Федор Михайлович Достоевский Во весь экран Униженные и оскорбленные (1859)

Приостановить аудио

Но после ухода Наташи они как-то нежнее стали друг к другу; они болезненно почувствовали, что остались одни на свете.

И хотя Николай Сергеич становился иногда чрезвычайно угрюм, тем не менее оба они, даже на два часа, не могли расстаться друг с другом без тоски и без боли.

О Наташе они как-то безмолвно условились не говорить ни слова, как будто ее и на свете не было.

Анна Андреевна не осмеливалась даже намекать о ней ясно при муже, хотя это было для нее очень тяжело.

Она давно уже простила Наташу в сердце своем.

Между нами как-то установилось, чтоб с каждым приходом моим я приносил ей известие о ее милом, незабвенном дитяти.

Старушка становилась больна, если долго не получала известий, а когда я приходил с ними, интересовалась самою малейшею подробностию, расспрашивала с судорожным любопытством, «отводила душу» на моих рассказах и чуть не умерла от страха, когда Наташа однажды заболела, даже чуть было не пошла к ней сама.

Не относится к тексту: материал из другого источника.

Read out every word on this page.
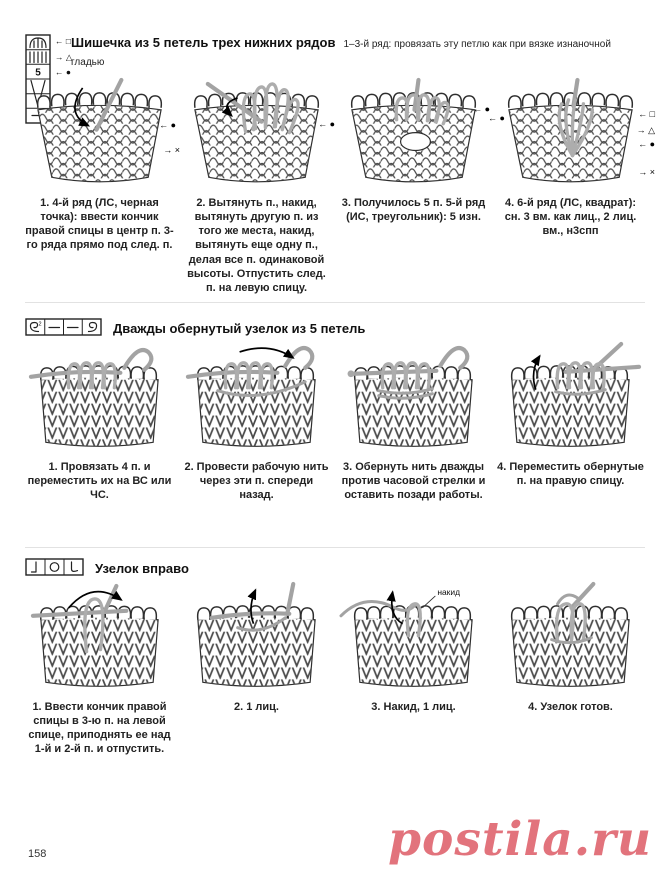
5
← □
→ △
← ●
Шишечка из 5 петель трех нижних рядов 1–3-й ряд: провязать эту петлю как при вязке изнаночной гладью
← ●
→ ×
← ●
← ●
← ●	← □
→ △
← ●
→ ×

1. 4-й ряд (ЛС, черная точка): ввести кончик правой спицы в центр п. 3-го ряда прямо под след. п.

2. Вытянуть п., накид, вытянуть другую п. из того же места, накид, вытянуть еще одну п., делая все п. одинаковой высоты. Отпустить след. п. на левую спицу.

3. Получилось 5 п. 5-й ряд (ИС, треугольник): 5 изн.

4. 6-й ряд (ЛС, квадрат): сн. 3 вм. как лиц., 2 лиц. вм., н3спп

2	Дважды обернутый узелок из 5 петель

1. Провязать 4 п. и переместить их на ВС или ЧС.

2. Провести рабочую нить через эти п. спереди назад.

3. Обернуть нить дважды против часовой стрелки и оставить позади работы.

4. Переместить обернутые п. на правую спицу.

Узелок вправо
накид

1. Ввести кончик правой спицы в 3-ю п. на левой спице, приподнять ее над 1-й и 2-й п. и отпустить.

2. 1 лиц.	3. Накид, 1 лиц.	4. Узелок готов.

158	postila.ru
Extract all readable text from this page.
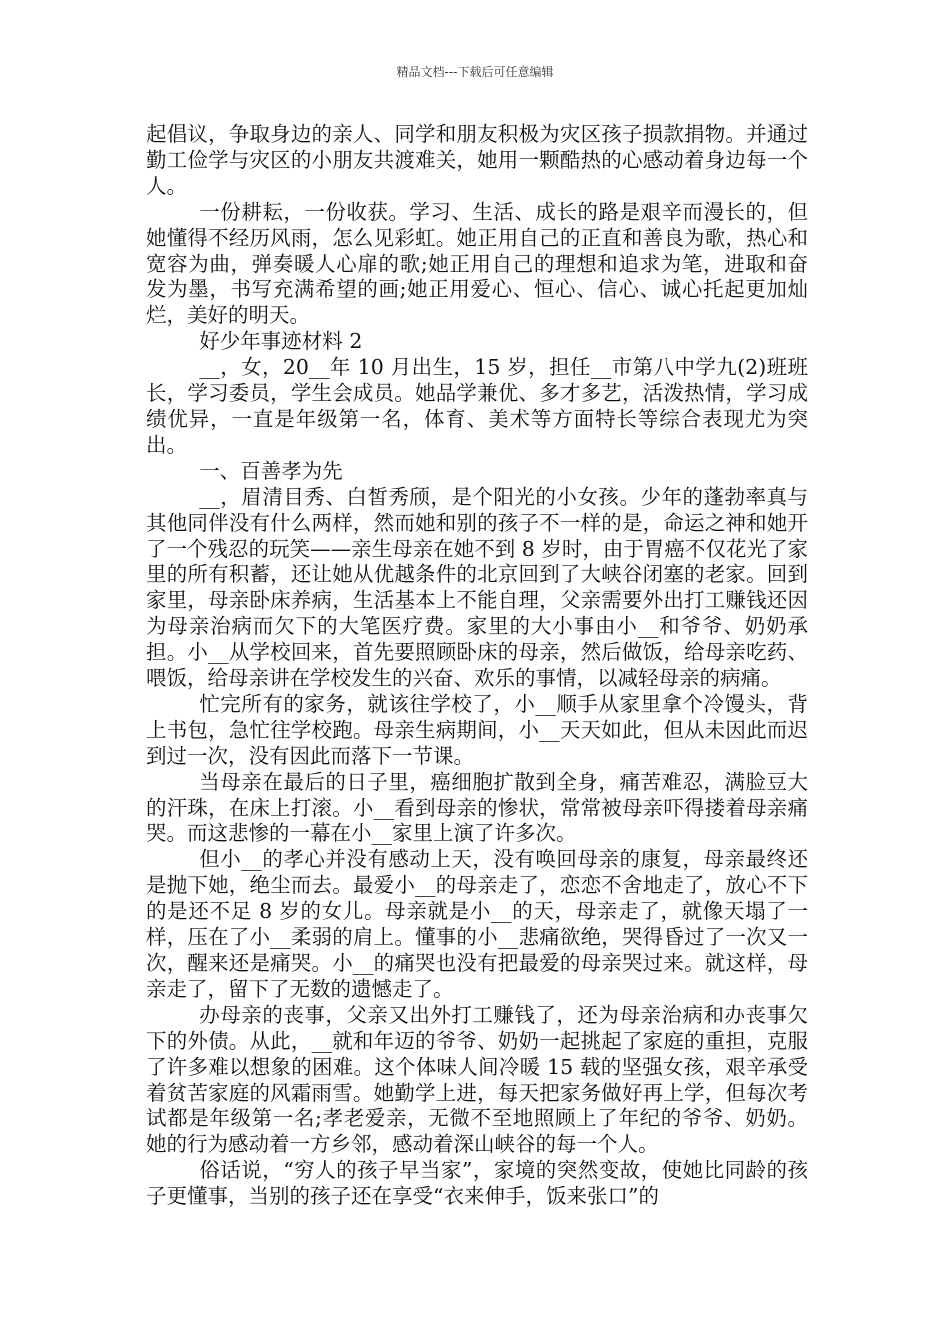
精品文档---下载后可任意编辑

起倡议，争取身边的亲人、同学和朋友积极为灾区孩子损款捐物。并通过勤工俭学与灾区的小朋友共渡难关，她用一颗酷热的心感动着身边每一个人。

一份耕耘，一份收获。学习、生活、成长的路是艰辛而漫长的，但她懂得不经历风雨，怎么见彩虹。她正用自己的正直和善良为歌，热心和宽容为曲，弹奏暖人心扉的歌;她正用自己的理想和追求为笔，进取和奋发为墨，书写充满希望的画;她正用爱心、恒心、信心、诚心托起更加灿烂，美好的明天。

好少年事迹材料 2

__，女，20__年 10 月出生，15 岁，担任__市第八中学九(2)班班长，学习委员，学生会成员。她品学兼优、多才多艺，活泼热情，学习成绩优异，一直是年级第一名，体育、美术等方面特长等综合表现尤为突出。

一、百善孝为先

__，眉清目秀、白皙秀颀，是个阳光的小女孩。少年的蓬勃率真与其他同伴没有什么两样，然而她和别的孩子不一样的是，命运之神和她开了一个残忍的玩笑——亲生母亲在她不到 8 岁时，由于胃癌不仅花光了家里的所有积蓄，还让她从优越条件的北京回到了大峡谷闭塞的老家。回到家里，母亲卧床养病，生活基本上不能自理，父亲需要外出打工赚钱还因为母亲治病而欠下的大笔医疗费。家里的大小事由小__和爷爷、奶奶承担。小__从学校回来，首先要照顾卧床的母亲，然后做饭，给母亲吃药、喂饭，给母亲讲在学校发生的兴奋、欢乐的事情，以减轻母亲的病痛。

忙完所有的家务，就该往学校了，小__顺手从家里拿个冷馒头，背上书包，急忙往学校跑。母亲生病期间，小__天天如此，但从未因此而迟到过一次，没有因此而落下一节课。

当母亲在最后的日子里，癌细胞扩散到全身，痛苦难忍，满脸豆大的汗珠，在床上打滚。小__看到母亲的惨状，常常被母亲吓得搂着母亲痛哭。而这悲惨的一幕在小__家里上演了许多次。

但小__的孝心并没有感动上天，没有唤回母亲的康复，母亲最终还是抛下她，绝尘而去。最爱小__的母亲走了，恋恋不舍地走了，放心不下的是还不足 8 岁的女儿。母亲就是小__的天，母亲走了，就像天塌了一样，压在了小__柔弱的肩上。懂事的小__悲痛欲绝，哭得昏过了一次又一次，醒来还是痛哭。小__的痛哭也没有把最爱的母亲哭过来。就这样，母亲走了，留下了无数的遗憾走了。

办母亲的丧事，父亲又出外打工赚钱了，还为母亲治病和办丧事欠下的外债。从此，__就和年迈的爷爷、奶奶一起挑起了家庭的重担，克服了许多难以想象的困难。这个体味人间冷暖 15 载的坚强女孩，艰辛承受着贫苦家庭的风霜雨雪。她勤学上进，每天把家务做好再上学，但每次考试都是年级第一名;孝老爱亲，无微不至地照顾上了年纪的爷爷、奶奶。她的行为感动着一方乡邻，感动着深山峡谷的每一个人。

俗话说，“穷人的孩子早当家”，家境的突然变故，使她比同龄的孩子更懂事，当别的孩子还在享受“衣来伸手，饭来张口”的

Но это был крайний случай.

Сначала она даже и при мне не решалась выражать желание увидеться с дочерью и почти всегда после наших разговоров, когда, бывало, уже все у меня выспросит, считала необходимостью как-то сжаться передо мною и непременно подтвердить, что хоть она и интересуется судьбою дочери, но все-таки Наташа такая преступница, которую и простить нельзя.

Но все это было напускное.

Бывали случаи, когда Анна Андреевна тосковала до изнеможения, плакала, называла при мне Наташу самыми милыми именами, горько жаловалась на Николая Сергеича, а при нем начинала намекать, хоть и с большою осторожностью, на людскую гордость, на жестокосердие, на то, что мы не умеем прощать обид и что бог не простит непрощающих, но дальше этого при нем не высказывалась.

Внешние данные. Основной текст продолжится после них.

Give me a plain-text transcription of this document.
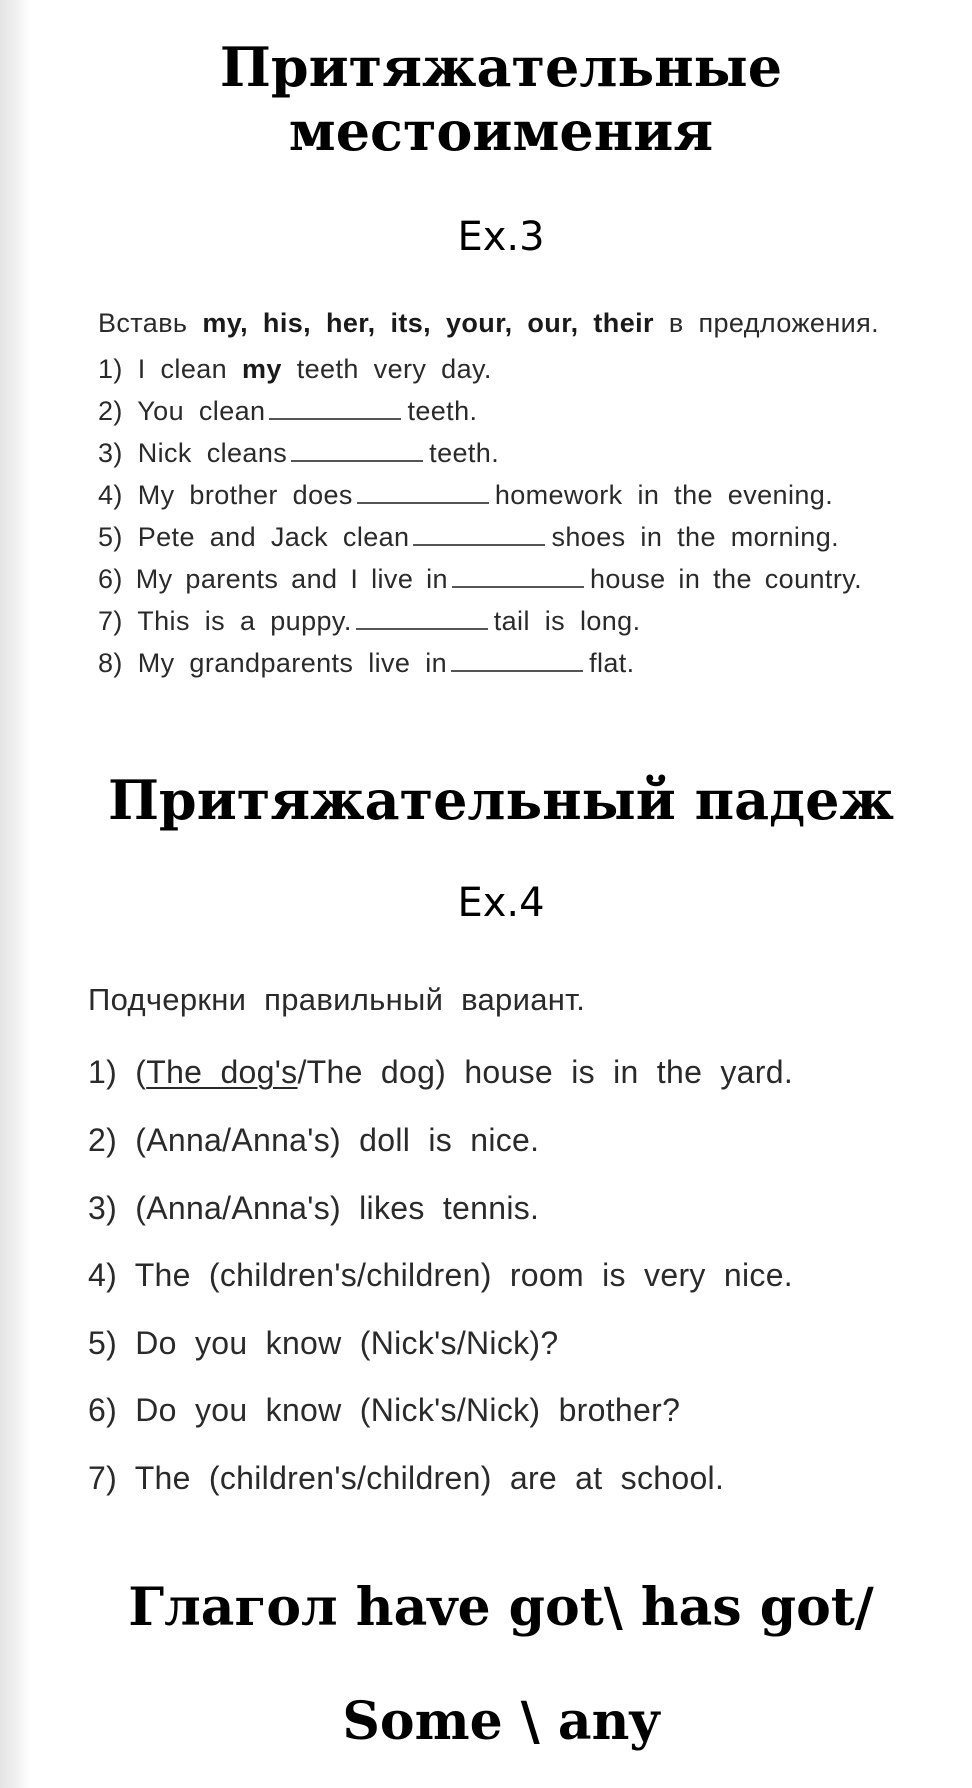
Притяжательные
местоимения
Ex.3
Вставь my, his, her, its, your, our, their в предложения.
1) I clean my teeth very day.
2) You clean	teeth.
3) Nick cleans	teeth.
4) My brother does	homework in the evening.
5) Pete and Jack clean	shoes in the morning.
6) My parents and I live in	house in the country.
7) This is a puppy.	tail is long.
8) My grandparents live in	flat.
Притяжательный падеж
Ex.4
Подчеркни правильный вариант.
1) (The dog's/The dog) house is in the yard.
2) (Anna/Anna's) doll is nice.
3) (Anna/Anna's) likes tennis.
4) The (children's/children) room is very nice.
5) Do you know (Nick's/Nick)?
6) Do you know (Nick's/Nick) brother?
7) The (children's/children) are at school.
Глагол have got\ has got/
Some \ any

В такие минуты старик тотчас же черствел и угрюмел, молчал, нахмурившись, или вдруг, обыкновенно чрезвычайно неловко и громко, заговаривал о другом, или, наконец, уходил к себе, оставляя нас одних и давая таким образом Анне Андреевне возможность вполне излить передо мной свое горе в слезах и сетованиях.

Точно так же он уходил к себе всегда при моих посещениях, бывало только что успеет со мною поздороваться, чтоб дать мне время сообщить Анне Андреевне все последние новости о Наташе.

Так сделал он и теперь.

— Я промок, — сказал он ей, только что ступив в комнату, — пойду-ка к себе, а ты, Ваня, тут посиди.

Вот с ним история случилась, с квартирой; расскажи-ка ей.

А я сейчас и ворочусь…

И он поспешил уйти, стараясь даже и не глядеть на нас, как будто совестясь, что сам же нас сводил вместе.

В таких случаях, и особенно когда возвращался к нам, он становился всегда суров и желчен и со мной и с Анной Андреевной, даже придирчив, точно сам на себя злился и досадовал за свою мягкость и уступчивость.

— Вот он какой, — сказала старушка, оставившая со мной в последнее время всю чопорность и все свои задние мысли, — всегда-то он такой со мной; а ведь знает, что мы все его хитрости понимаем.

Чего ж бы передо мной виды-то на себя напускать!

Чужая я ему, что ли?

Так он и с дочерью.

Ведь простить-то бы мог, даже, может быть, и желает простить, господь его знает.

По ночам плачет, сама слышала!

А наружу крепится.

Гордость его обуяла… Батюшка, Иван Петрович, рассказывай поскорее: куда он ходил?

— Николай Сергеич?

Не знаю; я у вас хотел спросить.

— А я так и обмерла, как он вышел.

Больной ведь он, в такую погоду, на ночь глядя; ну, думаю, верно, за чем-нибудь важным; а чему ж и быть-то важнее известного вам дела?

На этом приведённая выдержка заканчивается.